1. Kilgore, Matthew D. DNP, ARNP, FNP-C


Purpose: The cardiology service line director at a health maintenance organization (HMO) in Washington State required a valid, reliable, and practical means for measuring workloads and other productivity factors for six heart failure (HF) registered nurse case managers located across three geographical regions. The Kilgore Heart Failure Case Management (KHFCM) Acuity Tool(C) was systematically designed, developed, and validated to measure workload as a dependent function of the number of heart failure case management (HFCM) services rendered and the duration of times spent on various care duties.


Primary Practice Setting: Research and development occurred at various HMO-affiliated internal medicine and cardiology offices throughout Western Washington. The concepts, methods, and principles used to develop the KHFCM Acuity Tool(C) are applicable for any type of health care professional aiming to quantify workload using a high-quality objective tool. The content matter, scaling, and language on the KHFCM Acuity Tool(C) are specific to HFCM settings.


Methodology and Sample: The content matter and numeric scales for the KHFCM Acuity Tool(C) were developed and validated using a mixed-method participant action research method applied to a group of six outpatient HF case managers and their respective caseloads. The participant action research method was selected, because the application of this method requires research participants to become directly involved in the diagnosis of research problems, the planning and execution of actions taken to address those problems, and the implementation of progressive strategies throughout the course of the study, as necessary, to produce the most credible and practical practice improvements (I. Chein, S. W. Cook, & J. Harding, 1948; J. Collier, 1945; K. Lewin, 1946; H. J. Streubert & D. R. Carpenter, 1999). Heart failure case managers served clients with New York Heart Association Functional Class III-IV HF (American Heart Association, 2017), and encounters were conducted primarily by telephone or in-office consultation.


Results: A mix of qualitative and quantitative results demonstrated a variety of quality improvement outcomes achieved by the design and practice application of the KHFCM Acuity Tool(C). Quality improvement outcomes included a more valid reflection of encounter times and demonstration of the KHFCM Acuity Tool(C) as a reliable, practical, credible, and satisfying tool for reflecting HF case manager workloads and HF disease severity.
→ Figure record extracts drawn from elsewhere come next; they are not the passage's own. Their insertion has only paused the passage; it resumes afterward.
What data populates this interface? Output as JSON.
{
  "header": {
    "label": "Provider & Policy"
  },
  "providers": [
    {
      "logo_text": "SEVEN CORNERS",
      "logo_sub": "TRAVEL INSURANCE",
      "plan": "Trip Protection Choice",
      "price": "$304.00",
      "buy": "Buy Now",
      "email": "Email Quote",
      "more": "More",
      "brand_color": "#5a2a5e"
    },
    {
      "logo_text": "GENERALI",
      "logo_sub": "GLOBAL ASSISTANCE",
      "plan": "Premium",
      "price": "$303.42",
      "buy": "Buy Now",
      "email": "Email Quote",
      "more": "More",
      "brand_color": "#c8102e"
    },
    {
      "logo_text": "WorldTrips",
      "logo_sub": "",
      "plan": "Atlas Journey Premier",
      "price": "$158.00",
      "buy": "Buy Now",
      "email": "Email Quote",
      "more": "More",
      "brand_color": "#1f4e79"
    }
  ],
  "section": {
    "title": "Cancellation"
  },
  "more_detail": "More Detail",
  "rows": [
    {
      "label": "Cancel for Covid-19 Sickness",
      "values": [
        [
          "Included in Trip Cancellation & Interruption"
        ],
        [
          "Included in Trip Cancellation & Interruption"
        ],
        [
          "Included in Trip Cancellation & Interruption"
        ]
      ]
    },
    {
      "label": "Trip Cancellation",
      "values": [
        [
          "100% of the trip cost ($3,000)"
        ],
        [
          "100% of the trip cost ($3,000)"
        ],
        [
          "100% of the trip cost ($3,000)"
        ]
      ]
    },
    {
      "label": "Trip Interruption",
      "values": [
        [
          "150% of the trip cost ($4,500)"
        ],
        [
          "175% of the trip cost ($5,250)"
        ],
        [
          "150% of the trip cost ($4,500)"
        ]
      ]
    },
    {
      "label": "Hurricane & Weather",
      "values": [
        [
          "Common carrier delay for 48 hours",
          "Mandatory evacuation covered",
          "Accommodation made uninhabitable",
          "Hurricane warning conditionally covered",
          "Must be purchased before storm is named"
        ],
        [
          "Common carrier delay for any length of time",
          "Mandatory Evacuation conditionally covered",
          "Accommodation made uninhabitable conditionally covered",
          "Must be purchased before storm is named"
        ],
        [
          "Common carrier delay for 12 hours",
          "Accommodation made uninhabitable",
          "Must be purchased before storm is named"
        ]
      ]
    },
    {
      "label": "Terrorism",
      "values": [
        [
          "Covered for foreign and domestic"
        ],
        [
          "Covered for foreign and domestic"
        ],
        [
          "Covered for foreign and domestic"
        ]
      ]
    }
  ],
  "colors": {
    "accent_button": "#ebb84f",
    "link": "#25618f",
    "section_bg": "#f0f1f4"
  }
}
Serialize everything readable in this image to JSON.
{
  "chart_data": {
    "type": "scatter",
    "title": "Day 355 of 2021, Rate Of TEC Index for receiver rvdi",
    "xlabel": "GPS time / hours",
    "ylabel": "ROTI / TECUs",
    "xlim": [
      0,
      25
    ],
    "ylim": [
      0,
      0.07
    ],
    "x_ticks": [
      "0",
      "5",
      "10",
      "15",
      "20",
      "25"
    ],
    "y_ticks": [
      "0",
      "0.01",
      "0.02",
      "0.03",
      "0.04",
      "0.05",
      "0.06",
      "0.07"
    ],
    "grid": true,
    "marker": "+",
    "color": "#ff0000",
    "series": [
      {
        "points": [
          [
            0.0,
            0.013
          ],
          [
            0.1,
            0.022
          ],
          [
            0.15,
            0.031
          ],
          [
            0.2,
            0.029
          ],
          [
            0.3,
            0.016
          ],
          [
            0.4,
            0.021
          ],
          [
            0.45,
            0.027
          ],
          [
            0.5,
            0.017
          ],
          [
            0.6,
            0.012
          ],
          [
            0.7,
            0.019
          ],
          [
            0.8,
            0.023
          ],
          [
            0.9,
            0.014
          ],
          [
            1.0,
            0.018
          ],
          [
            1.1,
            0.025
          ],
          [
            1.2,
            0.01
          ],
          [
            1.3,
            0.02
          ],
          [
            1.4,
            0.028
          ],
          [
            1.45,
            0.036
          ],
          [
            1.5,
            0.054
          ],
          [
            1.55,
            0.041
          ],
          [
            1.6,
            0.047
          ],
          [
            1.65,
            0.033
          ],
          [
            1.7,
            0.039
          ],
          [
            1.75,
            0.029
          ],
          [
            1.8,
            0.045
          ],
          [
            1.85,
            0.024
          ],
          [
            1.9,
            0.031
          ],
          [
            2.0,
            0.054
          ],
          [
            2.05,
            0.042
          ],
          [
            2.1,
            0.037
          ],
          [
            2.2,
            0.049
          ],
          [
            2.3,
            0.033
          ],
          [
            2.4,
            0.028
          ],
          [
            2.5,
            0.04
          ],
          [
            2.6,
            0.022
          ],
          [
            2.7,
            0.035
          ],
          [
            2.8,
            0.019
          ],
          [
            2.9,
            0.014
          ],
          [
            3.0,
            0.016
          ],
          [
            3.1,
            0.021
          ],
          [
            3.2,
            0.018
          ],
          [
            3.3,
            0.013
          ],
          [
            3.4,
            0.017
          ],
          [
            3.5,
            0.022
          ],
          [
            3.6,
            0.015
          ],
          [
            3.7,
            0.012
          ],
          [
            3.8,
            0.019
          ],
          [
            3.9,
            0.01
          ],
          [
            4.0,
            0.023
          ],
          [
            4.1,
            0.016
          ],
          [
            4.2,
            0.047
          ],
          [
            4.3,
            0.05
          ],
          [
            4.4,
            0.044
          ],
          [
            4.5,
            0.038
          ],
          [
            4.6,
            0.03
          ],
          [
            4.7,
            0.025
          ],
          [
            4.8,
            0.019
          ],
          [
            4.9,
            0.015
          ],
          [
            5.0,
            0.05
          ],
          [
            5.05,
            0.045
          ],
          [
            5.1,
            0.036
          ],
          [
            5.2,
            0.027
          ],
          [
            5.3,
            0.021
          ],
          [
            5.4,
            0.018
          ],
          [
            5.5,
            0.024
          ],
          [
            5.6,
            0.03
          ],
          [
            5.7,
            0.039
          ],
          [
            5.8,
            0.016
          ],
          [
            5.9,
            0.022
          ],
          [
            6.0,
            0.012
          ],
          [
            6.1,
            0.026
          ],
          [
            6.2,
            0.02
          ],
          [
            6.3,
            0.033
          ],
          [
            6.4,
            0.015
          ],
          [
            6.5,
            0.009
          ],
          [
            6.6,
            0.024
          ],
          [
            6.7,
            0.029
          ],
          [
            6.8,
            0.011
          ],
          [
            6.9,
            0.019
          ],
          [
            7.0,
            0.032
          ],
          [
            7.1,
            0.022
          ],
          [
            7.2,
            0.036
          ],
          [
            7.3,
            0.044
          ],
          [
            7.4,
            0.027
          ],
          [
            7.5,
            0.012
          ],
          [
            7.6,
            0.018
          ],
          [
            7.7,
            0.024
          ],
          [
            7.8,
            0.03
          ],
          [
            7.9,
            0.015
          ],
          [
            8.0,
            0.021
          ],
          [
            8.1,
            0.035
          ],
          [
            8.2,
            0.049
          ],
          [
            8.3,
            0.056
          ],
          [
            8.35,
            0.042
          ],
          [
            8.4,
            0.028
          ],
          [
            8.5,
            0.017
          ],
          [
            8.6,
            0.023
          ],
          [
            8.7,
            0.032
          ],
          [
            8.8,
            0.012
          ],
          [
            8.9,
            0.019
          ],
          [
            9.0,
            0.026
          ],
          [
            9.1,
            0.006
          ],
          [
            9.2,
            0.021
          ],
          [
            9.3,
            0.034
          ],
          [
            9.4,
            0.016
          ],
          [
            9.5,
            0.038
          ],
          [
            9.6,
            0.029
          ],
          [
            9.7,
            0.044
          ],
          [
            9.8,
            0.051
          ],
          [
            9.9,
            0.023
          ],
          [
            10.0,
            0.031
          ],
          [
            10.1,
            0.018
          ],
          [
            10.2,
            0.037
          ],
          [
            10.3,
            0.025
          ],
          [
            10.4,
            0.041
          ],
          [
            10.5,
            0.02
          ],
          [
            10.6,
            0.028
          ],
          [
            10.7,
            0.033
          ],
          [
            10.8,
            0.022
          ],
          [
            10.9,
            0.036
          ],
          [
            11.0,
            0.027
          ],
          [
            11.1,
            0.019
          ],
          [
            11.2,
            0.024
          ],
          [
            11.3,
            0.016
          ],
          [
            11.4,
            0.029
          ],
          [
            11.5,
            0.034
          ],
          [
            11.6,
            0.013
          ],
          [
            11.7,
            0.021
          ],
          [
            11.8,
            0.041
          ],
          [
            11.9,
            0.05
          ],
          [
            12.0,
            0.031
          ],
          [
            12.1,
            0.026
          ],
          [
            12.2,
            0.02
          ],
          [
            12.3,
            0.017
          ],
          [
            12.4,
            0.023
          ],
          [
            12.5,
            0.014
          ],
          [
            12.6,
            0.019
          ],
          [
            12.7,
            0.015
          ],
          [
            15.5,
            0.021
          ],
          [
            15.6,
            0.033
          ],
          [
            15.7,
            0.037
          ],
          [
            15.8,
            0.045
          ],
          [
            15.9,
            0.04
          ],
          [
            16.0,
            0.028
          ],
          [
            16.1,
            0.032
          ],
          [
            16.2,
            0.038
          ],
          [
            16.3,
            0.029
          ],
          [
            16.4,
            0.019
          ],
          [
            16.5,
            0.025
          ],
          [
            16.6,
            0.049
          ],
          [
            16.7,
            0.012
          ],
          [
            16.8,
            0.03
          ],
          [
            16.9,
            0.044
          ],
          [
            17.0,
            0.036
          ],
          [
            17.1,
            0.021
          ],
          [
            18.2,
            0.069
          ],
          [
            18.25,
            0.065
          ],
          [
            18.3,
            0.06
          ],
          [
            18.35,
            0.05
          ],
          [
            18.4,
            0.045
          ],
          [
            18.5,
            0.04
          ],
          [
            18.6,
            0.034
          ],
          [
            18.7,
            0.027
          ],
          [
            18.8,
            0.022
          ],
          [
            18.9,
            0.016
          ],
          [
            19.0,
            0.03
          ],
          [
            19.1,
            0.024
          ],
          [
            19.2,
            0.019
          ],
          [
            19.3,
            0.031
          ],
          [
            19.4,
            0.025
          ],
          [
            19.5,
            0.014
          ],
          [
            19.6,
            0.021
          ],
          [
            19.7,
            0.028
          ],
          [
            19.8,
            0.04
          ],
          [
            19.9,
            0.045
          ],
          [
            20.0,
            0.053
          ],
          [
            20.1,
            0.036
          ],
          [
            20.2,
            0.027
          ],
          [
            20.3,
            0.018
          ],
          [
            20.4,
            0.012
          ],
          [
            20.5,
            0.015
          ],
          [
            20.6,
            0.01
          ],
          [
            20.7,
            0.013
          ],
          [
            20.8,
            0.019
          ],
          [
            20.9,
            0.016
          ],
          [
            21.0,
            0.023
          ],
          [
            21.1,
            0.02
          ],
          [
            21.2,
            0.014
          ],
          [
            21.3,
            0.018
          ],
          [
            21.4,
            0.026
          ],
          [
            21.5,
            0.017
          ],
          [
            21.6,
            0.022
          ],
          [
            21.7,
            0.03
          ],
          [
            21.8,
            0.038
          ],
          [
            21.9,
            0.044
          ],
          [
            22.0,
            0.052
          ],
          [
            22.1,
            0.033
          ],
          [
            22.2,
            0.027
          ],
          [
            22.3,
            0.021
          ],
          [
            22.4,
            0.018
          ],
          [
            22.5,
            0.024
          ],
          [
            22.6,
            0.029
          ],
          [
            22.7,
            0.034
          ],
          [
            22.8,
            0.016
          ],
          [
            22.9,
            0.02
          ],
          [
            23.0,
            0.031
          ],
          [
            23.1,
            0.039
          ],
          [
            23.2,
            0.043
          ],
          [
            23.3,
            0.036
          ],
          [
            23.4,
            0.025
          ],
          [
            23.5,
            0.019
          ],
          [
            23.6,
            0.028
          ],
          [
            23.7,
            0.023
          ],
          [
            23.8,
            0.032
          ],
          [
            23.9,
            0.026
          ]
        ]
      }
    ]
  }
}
Implications: The KHFCM Acuity Tool(C) defines workload simply as a function of the number of HFCM services performed and the duration of time spent on a client encounter. The design of the tool facilitates the measure of workload, service utilization, and HF disease characteristics, independently from the overall measure of acuity, so that differences in individual case manager practice, as well as client characteristics within sites, across sites, and potentially throughout annual seasons, can be demonstrated. Data produced from long-term applications of the KHFCM Acuity Tool(C), across all regions, could serve as a driver for establishing systemwide HFCM productivity benchmarks or standards of practice for HF case managers. Data produced from localized applications could serve as a reference for coordinating staffing resources or developing HFCM productivity benchmarks within individual regions or sites.